OpenAI recently introduced the o1-preview, the first in a new series of advanced AI models designed for solving complex reasoning problems, particularly in the fields of science, coding, and mathematics. This model is built to engage in deeper thinking, refining its responses more carefully than earlier models. It can tackle harder tasks by evaluating different approaches, much like a human would.
Pros
The o1-preview model, available through ChatGPT and the API, represents a significant leap in AI’s reasoning capabilities. OpenAI reports that future updates of the o1 series have performed exceptionally well in testing. For instance, the next iteration of the model scored on par with PhD students in difficult science tasks and significantly outperformed previous models in mathematics and coding. In an evaluation based on the International Mathematics Olympiad, the reasoning model scored 83%, compared to GPT-4o’s 13%. In coding, the model ranked in the 89th percentile of Codeforces competitions. These accomplishments demonstrate the o1 model’s potential in specialised and technically challenging areas.
Cons
However, the current o1-preview model lacks several features available in GPT-4o, such as web browsing and file uploading. While GPT-4o remains better suited for general use, OpenAI envisions the o1 series as more capable in the near term for tasks requiring deep reasoning.

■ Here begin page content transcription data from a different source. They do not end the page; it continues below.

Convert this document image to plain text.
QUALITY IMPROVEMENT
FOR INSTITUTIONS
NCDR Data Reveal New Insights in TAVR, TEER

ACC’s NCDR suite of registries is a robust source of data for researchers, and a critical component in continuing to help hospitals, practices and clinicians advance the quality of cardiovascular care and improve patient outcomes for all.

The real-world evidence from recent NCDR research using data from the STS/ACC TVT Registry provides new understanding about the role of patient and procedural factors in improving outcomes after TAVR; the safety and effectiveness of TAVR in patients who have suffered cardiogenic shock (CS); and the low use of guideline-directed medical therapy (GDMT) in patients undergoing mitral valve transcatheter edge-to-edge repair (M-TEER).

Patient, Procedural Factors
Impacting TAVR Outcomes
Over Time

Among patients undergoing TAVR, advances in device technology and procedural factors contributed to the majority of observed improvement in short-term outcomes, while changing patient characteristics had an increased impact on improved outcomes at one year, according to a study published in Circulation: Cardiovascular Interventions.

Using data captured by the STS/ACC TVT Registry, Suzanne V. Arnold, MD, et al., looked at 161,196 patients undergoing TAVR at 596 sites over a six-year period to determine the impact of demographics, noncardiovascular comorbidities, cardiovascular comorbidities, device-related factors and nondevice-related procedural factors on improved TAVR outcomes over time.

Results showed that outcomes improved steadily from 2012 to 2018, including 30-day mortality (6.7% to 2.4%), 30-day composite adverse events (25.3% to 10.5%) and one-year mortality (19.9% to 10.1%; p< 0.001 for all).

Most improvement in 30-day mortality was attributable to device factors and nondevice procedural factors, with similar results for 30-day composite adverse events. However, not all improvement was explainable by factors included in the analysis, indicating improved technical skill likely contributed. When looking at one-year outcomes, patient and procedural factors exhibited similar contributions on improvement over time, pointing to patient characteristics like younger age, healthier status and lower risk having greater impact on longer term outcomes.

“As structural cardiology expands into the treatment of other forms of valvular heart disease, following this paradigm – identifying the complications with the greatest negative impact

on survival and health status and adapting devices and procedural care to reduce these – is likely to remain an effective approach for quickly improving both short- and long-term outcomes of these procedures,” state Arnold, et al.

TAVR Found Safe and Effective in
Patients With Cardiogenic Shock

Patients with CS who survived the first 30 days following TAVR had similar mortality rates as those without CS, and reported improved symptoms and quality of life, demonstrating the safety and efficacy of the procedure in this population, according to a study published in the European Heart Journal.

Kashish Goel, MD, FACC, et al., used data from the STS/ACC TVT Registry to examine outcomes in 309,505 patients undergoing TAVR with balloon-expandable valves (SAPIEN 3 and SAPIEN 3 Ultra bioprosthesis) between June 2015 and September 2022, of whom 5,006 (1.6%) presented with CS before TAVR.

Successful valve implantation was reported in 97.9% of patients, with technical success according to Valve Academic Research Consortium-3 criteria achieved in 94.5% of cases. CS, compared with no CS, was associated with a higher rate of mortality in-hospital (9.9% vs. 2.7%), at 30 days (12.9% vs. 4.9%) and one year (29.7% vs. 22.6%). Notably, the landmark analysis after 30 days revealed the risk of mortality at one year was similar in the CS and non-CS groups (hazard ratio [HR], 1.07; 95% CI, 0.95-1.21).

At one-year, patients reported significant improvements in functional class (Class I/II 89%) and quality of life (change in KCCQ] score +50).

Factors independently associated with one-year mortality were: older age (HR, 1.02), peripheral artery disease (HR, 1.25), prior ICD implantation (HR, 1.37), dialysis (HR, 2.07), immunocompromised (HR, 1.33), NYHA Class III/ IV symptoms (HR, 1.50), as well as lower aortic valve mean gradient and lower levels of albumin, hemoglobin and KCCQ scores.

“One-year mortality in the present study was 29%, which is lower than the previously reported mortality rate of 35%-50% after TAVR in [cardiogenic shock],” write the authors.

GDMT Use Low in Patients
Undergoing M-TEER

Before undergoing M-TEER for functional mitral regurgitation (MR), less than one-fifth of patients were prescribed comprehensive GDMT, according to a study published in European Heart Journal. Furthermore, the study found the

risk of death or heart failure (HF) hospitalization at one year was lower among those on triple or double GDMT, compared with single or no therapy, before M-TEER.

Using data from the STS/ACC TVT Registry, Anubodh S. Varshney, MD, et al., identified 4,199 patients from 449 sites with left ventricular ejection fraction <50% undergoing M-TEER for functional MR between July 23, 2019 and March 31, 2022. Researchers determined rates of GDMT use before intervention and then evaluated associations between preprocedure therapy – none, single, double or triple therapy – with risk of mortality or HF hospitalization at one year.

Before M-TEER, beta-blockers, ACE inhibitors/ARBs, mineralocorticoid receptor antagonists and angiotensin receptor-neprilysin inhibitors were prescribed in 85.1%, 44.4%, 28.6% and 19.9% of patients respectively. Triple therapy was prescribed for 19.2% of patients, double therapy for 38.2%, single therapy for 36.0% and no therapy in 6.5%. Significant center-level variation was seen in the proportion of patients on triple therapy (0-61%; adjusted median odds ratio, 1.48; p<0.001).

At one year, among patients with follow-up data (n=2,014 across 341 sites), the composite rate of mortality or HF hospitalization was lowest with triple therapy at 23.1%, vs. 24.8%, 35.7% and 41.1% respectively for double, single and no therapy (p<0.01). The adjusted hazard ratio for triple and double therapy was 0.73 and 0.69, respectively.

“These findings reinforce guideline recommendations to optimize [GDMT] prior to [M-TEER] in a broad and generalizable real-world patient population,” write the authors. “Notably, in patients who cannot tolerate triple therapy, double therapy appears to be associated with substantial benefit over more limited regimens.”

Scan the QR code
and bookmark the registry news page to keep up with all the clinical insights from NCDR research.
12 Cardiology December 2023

OpenAI has also prioritised safety in the development of these new AI models, incorporating a new safety training methodology. This approach leverages the reasoning abilities of the o1 model to help it better adhere to safety and alignment guidelines. For example, when tested on its ability to resist “jailbreaking” attempts (where users try to bypass safety features), the o1-preview scored an impressive 84 out of 100, compared to GPT-4o’s 22. OpenAI has stated that it has bolstered internal governance and expanded its collaborations with governmental safety institutes in the U.S. and U.K. to ensure the model’s alignment with safety standards.
Why is this important?
The new reasoning capabilities of the o1 series make it particularly appealing to professionals in fields like healthcare, physics, and software development. For instance, researchers can use the model to annotate cell sequencing data, while physicists can employ it to solve complex mathematical problems related to quantum optics. Developers can use the model to generate and debug intricate code or build multi-step workflows.
Along with the o1-preview, OpenAI also launched a smaller, more cost-effective model called o1-mini. This version is 80% cheaper to run and offers impressive reasoning skills, making it ideal for coding tasks where broad-world knowledge is not necessary. Both models are accessible to ChatGPT Plus and Team users, with plans to roll out access to ChatGPT Free users soon.
Looking ahead, OpenAI plans to continue enhancing the o1 series, adding features like web browsing and file uploading, while also continuing to develop and release models in its GPT series.